なお、退職年金制度を有している大学がある。この大学における退職年金にかかる負債認識やこの負債認識に伴う費用処理についてはどうするのか。この統一性にも目を向けなければならない。
※ 通常財務分析というと、人件費比率だ、経費比率だと様々な比率が取り上げられる。しかし、私は、ここでの評価にこれらの比率を採用していない。第三者評価の目的を経営継続性においているからである。限られた財源を人件費に使用するのか、経費に使用するのか等は、経営の考え方であり、経営継続性という戦略に基づくものである。経営は、経営継続性を図るために人件費に使用する財源を高め経費に使用する財源を減ずるかもしれない。戦略を支える戦術である。よく人件費比率は低い方がよく、経費比率は高い方がよいといわれる。教育に投下する経費が大きければ教育にプラスと考えているからと思うが、とすれば、よい教員を集めて(当然によい教員を集めるのであるから人件費単価は大きくなり、人件費総額は大きくなる)、人による教育を高める教育方法は悪いのであろうか。多分、その方法もよい教育を行うための一方策であるというであろう。したがって、これらの比率で教育の良否の判定はできないのであり、経営継続性の上からは両者ともに低い方がよいのである。そして、この高低は消費収支差額比率に直に響くのである。分析に当たってはそういう考え方もあると一つの考え方を示しているに過ぎず、第三者評価のような絶対判定を行うためには有用性はない。それにもかかわらず通常、これらの比率を財務分析で取り扱うのは、これらの比率を突破口として、消費収支差額比率を低める方策を探るためである。
 
5 総合評価
 
(1) 借入金の返済能力の評価
@ 業務活動のキャッシュ・フロー(資/収)/借入金返済額(資/収)≧100%
A 借入金総額(B/S)/業務活動のキャッシュ・フロー(資/収)≧1500%(15年)
(2) 経営(教育)継続必要資産の再調達能力の評価
B 基本金+翌年度繰越消費収支差額(B/S)/基本金+基本金未組入額(B/S)≧50%
(3) 日常活動の余裕性の評価
C 消費支出(消/収)/帰属収入(消/収)≦100%
以上が経営の継続性を判断する指標の纏めである。それぞれの算式における要素の調整についてはここに再掲していないので、それぞれの項を参照して頂きたい。また、AとBの指標値の妥当性について慎重な検討を要することは既に述べたとおりである。

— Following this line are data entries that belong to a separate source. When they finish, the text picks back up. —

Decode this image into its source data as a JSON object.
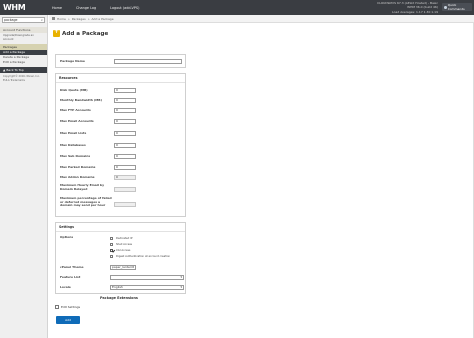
{
  "topbar": {
    "logo": "WHM",
    "nav": [
      "Home",
      "Change Log",
      "Logout (add-VPS)"
    ],
    "info_line1": "CLOUDWAYS 67.3 (AELIX Hosted) - Basic",
    "info_line2": "WHM 36.0 (build 46)",
    "info_line3": "Load Averages: 1.17 1.30 1.19",
    "user_button": "Quick Commands"
  },
  "sidebar": {
    "search_value": "package",
    "search_clear": "×",
    "account_functions": "Account Functions",
    "upgrade_text": "Upgrade/Downgrade an Account",
    "packages_header": "Packages",
    "items": [
      "Add a Package",
      "Delete a Package",
      "Edit a Package"
    ],
    "back_to_top": "Back To Top",
    "footer": "Copyright© 2016 cPanel, Inc. EULA Trademarks"
  },
  "breadcrumb": [
    "Home",
    "»",
    "Packages",
    "»",
    "Add a Package"
  ],
  "page_title": "Add a Package",
  "package_name": {
    "label": "Package Name",
    "value": ""
  },
  "resources": {
    "header": "Resources",
    "rows": [
      {
        "label": "Disk Quota (MB)",
        "value": "0",
        "disabled": false
      },
      {
        "label": "Monthly Bandwidth (MB)",
        "value": "0",
        "disabled": false
      },
      {
        "label": "Max FTP Accounts",
        "value": "0",
        "disabled": false
      },
      {
        "label": "Max Email Accounts",
        "value": "0",
        "disabled": false
      },
      {
        "label": "Max Email Lists",
        "value": "0",
        "disabled": false
      },
      {
        "label": "Max Databases",
        "value": "0",
        "disabled": false
      },
      {
        "label": "Max Sub Domains",
        "value": "0",
        "disabled": false
      },
      {
        "label": "Max Parked Domains",
        "value": "0",
        "disabled": false
      },
      {
        "label": "Max Addon Domains",
        "value": "0",
        "disabled": true
      },
      {
        "label": "Maximum Hourly Email by Domain Relayed",
        "value": "",
        "disabled": true
      },
      {
        "label": "Maximum percentage of failed or deferred messages a domain may send per hour",
        "value": "",
        "disabled": true
      }
    ]
  },
  "settings": {
    "header": "Settings",
    "options_label": "Options",
    "options": [
      {
        "label": "Dedicated IP",
        "checked": false
      },
      {
        "label": "Shell Access",
        "checked": false
      },
      {
        "label": "CGI Access",
        "checked": true
      },
      {
        "label": "Digest Authentication at account creation",
        "checked": false
      }
    ],
    "cpanel_theme": {
      "label": "cPanel Theme",
      "value": "paper_lantern"
    },
    "feature_list": {
      "label": "Feature List",
      "value": ""
    },
    "locale": {
      "label": "Locale",
      "value": "English"
    }
  },
  "extensions": {
    "header": "Package Extensions",
    "cb_label": "Edit Settings"
  },
  "add_button": "Add"
}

次の問題は各指標を取り上げて、これを纏めた総合評価をどうするかである。(1)、(2)及び(3)のいずれをも「可」とされる学校法人は当然に総合評価は「可」であるが、(1)、(2)及び(3)のいずれかに「可」と「不可」が混在する学校法人の総合評価はどうすべきであろうか。

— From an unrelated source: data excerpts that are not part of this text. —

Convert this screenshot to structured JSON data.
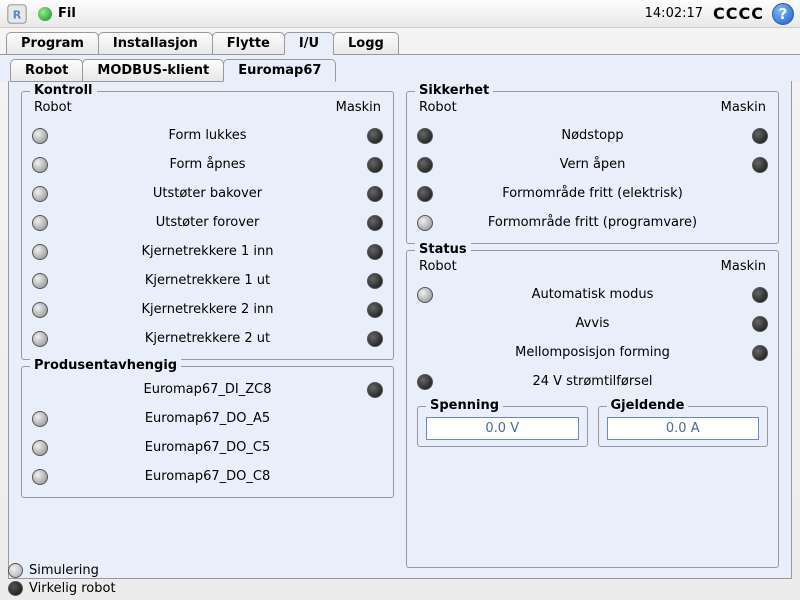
{
  "topbar": {
    "fil": "Fil",
    "clock": "14:02:17",
    "cccc": "CCCC"
  },
  "tabs": {
    "program": "Program",
    "installasjon": "Installasjon",
    "flytte": "Flytte",
    "iu": "I/U",
    "logg": "Logg"
  },
  "subtabs": {
    "robot": "Robot",
    "modbus": "MODBUS-klient",
    "euromap": "Euromap67"
  },
  "hdr": {
    "robot": "Robot",
    "maskin": "Maskin"
  },
  "kontroll": {
    "title": "Kontroll",
    "rows": [
      {
        "label": "Form lukkes",
        "l": "light",
        "r": "dark"
      },
      {
        "label": "Form åpnes",
        "l": "light",
        "r": "dark"
      },
      {
        "label": "Utstøter bakover",
        "l": "light",
        "r": "dark"
      },
      {
        "label": "Utstøter forover",
        "l": "light",
        "r": "dark"
      },
      {
        "label": "Kjernetrekkere 1 inn",
        "l": "light",
        "r": "dark"
      },
      {
        "label": "Kjernetrekkere 1 ut",
        "l": "light",
        "r": "dark"
      },
      {
        "label": "Kjernetrekkere 2 inn",
        "l": "light",
        "r": "dark"
      },
      {
        "label": "Kjernetrekkere 2 ut",
        "l": "light",
        "r": "dark"
      }
    ]
  },
  "produsent": {
    "title": "Produsentavhengig",
    "rows": [
      {
        "label": "Euromap67_DI_ZC8",
        "l": "none",
        "r": "dark"
      },
      {
        "label": "Euromap67_DO_A5",
        "l": "light",
        "r": "none"
      },
      {
        "label": "Euromap67_DO_C5",
        "l": "light",
        "r": "none"
      },
      {
        "label": "Euromap67_DO_C8",
        "l": "light",
        "r": "none"
      }
    ]
  },
  "sikkerhet": {
    "title": "Sikkerhet",
    "rows": [
      {
        "label": "Nødstopp",
        "l": "dark",
        "r": "dark"
      },
      {
        "label": "Vern åpen",
        "l": "dark",
        "r": "dark"
      },
      {
        "label": "Formområde fritt (elektrisk)",
        "l": "dark",
        "r": "none"
      },
      {
        "label": "Formområde fritt (programvare)",
        "l": "light",
        "r": "none"
      }
    ]
  },
  "status": {
    "title": "Status",
    "rows": [
      {
        "label": "Automatisk modus",
        "l": "light",
        "r": "dark"
      },
      {
        "label": "Avvis",
        "l": "none",
        "r": "dark"
      },
      {
        "label": "Mellomposisjon forming",
        "l": "none",
        "r": "dark"
      },
      {
        "label": "24 V strømtilførsel",
        "l": "dark",
        "r": "none"
      }
    ]
  },
  "spenning": {
    "title": "Spenning",
    "value": "0.0 V"
  },
  "gjeldende": {
    "title": "Gjeldende",
    "value": "0.0 A"
  },
  "footer": {
    "sim": "Simulering",
    "real": "Virkelig robot"
  }
}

総合評価に当たって、(1)、(2)及び(3)を相対評価し、その加重をつけるという考え方もある。しかしながら、(1)及び(3)についてはこの判定が特段によかったからといって他の判定をカバーする性格のものではない。ただ、(2)については法人が誕生してから判定時点までの活動が凝縮されており、この評価がよければ(1)及び(3)の事後の回復を待ってという判断を下せる復元力がある。では、この復元力をどの程度認めるのか。この指標の確定は難しい。でも、(1)(3)の値が基準値を大きく割らない限り、総合評価は「可」としてもよいと考えるが、この程度を確信を持っていえない。個別のデータをもっていないからである。
なお、これらの判定に当たっては、過去の数値(時系列評価)も十分その基礎に含めるべきことは確かである。
※ 「可」「不可」で検討をしてきたが、「不可」は「可でない」という意味であって、そういった意味では黄信号のものも多く含まれるであろう。
※ 過去数値の重要性
(1)の借入金の返済可能性、(2)の固定資産の再調達力及び(3)の日常活動の余裕性を単年度の数値で判断したが、これを他年度の数値も取り入れて判断することも重要である。いわゆる時系列分析である。たとえば、大学は4年生であるから4年間の数値を時系列でみて判断を下すのである。この視点も是非判断基準に入れたいものである。